QIMR Berghofer researchers have identified new links between seven regions on the human genome and specific symptoms of depression.
Senior study investigator and the head of QIMR Berghofer’s Translational Neurogenomics Group, Professor Eske Derks, said the findings improved understanding of the genetic architecture of depression.
About one in 11 people, or nine per cent of Australians, reported having depression or having depressed feelings in 2014-15, according to Australian Bureau of Statistics figures.
Patients are diagnosed with depression if they have at least five symptoms of the disorder including depressed mood and/or anhedonia, which is a loss of interest or pleasure in life.
The other symptoms include a change in appetite, sleep problems, fatigue, low self-esteem, concentration problems, psycho-motor changes and thoughts of self-harm.
Professor Derks said the study found there were unique genetic influences on most of those symptoms, explaining why patients with depression can present with a wide variety of clinical symptoms.
“Clinical depression is a complex and debilitating mental disorder and can be hard to treat because patients can present with varying symptoms despite all being clinically depressed,” Professor Derks said.
“Identifying that different symptoms have a slightly different genetic basis means doctors may be able to provide more personalised and precise interventions in the future.
“We identified for the first time three genetic regions related to sleep problems, two for anhedonia, one related to changes in appetite, and one for depressed mood.
“By knowing the genes that play a role in those symptoms, we may in the future be able to offer medications that target those genetic risk factors to patients experiencing the particular symptoms.

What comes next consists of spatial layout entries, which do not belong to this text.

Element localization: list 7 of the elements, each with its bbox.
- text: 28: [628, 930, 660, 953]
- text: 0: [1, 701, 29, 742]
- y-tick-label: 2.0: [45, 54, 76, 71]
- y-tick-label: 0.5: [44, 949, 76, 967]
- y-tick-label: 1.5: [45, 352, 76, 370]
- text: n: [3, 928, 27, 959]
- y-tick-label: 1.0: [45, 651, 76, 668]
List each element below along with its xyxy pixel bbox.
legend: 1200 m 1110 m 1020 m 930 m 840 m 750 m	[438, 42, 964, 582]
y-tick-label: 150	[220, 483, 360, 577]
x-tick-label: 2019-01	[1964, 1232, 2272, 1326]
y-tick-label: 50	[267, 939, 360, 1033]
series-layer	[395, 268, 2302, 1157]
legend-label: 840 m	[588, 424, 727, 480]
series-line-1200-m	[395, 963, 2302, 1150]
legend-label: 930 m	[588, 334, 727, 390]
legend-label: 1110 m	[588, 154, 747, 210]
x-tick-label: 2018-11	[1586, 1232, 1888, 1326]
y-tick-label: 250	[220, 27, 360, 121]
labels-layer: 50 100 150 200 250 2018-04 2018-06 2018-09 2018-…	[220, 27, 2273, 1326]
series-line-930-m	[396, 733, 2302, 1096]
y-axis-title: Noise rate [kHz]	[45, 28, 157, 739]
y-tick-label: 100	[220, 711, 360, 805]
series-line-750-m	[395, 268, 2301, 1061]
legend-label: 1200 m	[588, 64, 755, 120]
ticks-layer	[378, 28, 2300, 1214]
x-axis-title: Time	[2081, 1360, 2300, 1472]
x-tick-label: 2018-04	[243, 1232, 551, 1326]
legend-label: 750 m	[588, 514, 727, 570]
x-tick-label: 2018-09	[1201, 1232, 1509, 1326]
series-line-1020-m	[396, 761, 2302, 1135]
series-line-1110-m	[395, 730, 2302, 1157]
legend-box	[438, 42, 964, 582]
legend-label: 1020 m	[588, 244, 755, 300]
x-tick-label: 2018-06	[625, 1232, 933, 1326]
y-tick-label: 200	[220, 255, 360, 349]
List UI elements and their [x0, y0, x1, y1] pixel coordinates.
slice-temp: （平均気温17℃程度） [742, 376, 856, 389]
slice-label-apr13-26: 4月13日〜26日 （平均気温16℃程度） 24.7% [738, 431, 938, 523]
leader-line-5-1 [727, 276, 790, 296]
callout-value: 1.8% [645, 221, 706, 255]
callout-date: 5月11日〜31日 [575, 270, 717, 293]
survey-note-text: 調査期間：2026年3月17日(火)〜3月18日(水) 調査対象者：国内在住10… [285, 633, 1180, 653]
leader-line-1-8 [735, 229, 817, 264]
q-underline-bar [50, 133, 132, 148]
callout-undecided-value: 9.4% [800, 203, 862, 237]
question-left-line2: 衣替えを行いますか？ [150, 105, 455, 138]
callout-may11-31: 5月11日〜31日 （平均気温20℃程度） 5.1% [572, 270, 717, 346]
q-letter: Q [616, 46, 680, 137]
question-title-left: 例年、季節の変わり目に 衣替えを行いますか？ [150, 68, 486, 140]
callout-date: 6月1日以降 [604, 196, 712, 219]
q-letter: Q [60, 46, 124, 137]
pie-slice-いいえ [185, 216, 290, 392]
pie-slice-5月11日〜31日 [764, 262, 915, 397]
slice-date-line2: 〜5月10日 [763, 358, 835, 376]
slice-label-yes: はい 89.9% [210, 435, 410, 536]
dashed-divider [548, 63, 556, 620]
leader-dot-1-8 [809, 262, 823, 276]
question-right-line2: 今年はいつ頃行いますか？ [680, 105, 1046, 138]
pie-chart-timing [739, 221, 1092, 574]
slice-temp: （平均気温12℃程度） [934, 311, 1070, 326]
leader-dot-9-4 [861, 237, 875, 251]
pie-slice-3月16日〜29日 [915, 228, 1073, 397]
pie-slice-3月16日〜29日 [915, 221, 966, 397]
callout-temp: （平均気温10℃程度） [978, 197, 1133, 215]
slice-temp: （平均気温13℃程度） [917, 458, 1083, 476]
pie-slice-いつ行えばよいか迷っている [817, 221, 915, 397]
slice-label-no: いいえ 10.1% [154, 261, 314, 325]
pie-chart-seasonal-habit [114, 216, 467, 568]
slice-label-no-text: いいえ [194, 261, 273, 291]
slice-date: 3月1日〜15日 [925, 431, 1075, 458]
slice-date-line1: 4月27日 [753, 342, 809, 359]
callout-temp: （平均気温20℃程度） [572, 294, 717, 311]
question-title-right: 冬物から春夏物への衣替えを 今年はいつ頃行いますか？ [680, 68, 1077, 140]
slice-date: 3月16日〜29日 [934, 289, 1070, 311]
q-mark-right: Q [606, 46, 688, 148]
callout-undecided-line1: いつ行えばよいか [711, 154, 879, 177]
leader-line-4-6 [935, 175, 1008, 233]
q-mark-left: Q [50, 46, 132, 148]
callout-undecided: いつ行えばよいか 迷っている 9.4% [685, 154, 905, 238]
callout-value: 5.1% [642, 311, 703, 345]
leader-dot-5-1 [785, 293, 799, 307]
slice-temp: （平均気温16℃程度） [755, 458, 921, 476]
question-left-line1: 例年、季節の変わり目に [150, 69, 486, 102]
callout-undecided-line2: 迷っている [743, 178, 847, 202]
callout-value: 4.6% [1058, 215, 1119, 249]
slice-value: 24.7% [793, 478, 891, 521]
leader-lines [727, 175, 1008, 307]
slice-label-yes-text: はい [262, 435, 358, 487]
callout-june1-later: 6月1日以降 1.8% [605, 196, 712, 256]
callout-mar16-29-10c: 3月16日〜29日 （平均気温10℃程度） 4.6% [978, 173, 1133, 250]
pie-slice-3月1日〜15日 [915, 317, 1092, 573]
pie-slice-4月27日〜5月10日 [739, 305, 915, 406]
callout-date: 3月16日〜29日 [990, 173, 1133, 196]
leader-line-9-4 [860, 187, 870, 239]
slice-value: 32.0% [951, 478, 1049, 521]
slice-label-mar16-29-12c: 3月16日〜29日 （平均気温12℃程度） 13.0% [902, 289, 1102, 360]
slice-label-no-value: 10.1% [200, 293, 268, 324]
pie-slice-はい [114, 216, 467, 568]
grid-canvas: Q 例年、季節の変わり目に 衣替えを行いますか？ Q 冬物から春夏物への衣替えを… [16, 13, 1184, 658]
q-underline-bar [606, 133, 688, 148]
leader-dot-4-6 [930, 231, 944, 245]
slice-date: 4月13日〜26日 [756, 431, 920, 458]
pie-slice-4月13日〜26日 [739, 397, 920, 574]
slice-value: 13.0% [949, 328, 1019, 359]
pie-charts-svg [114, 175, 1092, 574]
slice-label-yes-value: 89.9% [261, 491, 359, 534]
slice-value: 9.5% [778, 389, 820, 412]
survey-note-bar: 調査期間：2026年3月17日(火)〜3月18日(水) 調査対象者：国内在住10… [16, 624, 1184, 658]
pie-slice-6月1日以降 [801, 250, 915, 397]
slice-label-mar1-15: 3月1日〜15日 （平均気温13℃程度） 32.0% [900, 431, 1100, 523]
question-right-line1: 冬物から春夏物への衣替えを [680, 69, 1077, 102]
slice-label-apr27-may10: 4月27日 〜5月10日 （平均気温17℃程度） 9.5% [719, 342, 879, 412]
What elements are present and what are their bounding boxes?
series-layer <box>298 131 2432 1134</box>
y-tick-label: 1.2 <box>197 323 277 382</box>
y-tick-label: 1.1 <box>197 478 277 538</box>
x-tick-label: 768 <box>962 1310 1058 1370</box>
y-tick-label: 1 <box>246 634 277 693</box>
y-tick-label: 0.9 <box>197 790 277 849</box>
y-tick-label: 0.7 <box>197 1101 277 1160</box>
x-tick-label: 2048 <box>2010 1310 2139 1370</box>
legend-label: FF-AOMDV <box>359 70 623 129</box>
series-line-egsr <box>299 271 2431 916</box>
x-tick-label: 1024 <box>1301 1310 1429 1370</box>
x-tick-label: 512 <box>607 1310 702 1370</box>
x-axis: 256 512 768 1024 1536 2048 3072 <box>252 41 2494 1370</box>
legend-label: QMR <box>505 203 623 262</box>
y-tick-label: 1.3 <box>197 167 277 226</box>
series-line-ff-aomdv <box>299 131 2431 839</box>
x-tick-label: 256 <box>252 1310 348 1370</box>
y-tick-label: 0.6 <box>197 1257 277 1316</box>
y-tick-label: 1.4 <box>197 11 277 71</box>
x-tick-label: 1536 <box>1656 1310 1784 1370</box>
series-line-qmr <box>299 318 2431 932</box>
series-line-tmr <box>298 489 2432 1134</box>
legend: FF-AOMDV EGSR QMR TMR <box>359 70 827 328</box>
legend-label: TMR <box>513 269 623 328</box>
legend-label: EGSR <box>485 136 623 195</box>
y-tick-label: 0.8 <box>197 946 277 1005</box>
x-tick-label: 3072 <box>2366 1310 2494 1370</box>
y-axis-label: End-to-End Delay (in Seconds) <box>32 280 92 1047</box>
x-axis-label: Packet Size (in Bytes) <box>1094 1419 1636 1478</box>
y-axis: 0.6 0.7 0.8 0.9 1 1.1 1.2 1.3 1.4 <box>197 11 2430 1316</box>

“This is another step towards personalised treatment for depression.
“When treating depression, we could argue that one size does not fit all. Some patients will respond better to treatment X, while other patients respond better to treatment Y, but patients still need to go through a trial and error stage since we cannot yet predict the most effective treatment for an individual patient.
“A better understanding of the role of specific symptoms may lead to more effective prediction of treatment response in the future.”
QIMR Berghofer student Jackson Thorp said the study examined genetic data and self-reported symptoms from 150,000 people from the UK Biobank.
“We used computational analyses to compare the symptoms with available genetic information from this large group,” he said.
“This study highlights the value of analysing the relationship between genes and specific symptoms to get a more accurate understanding of depression.”
The research findings have been published in the journal Psychological Medicine.
The research was supported by QIMR Berghofer.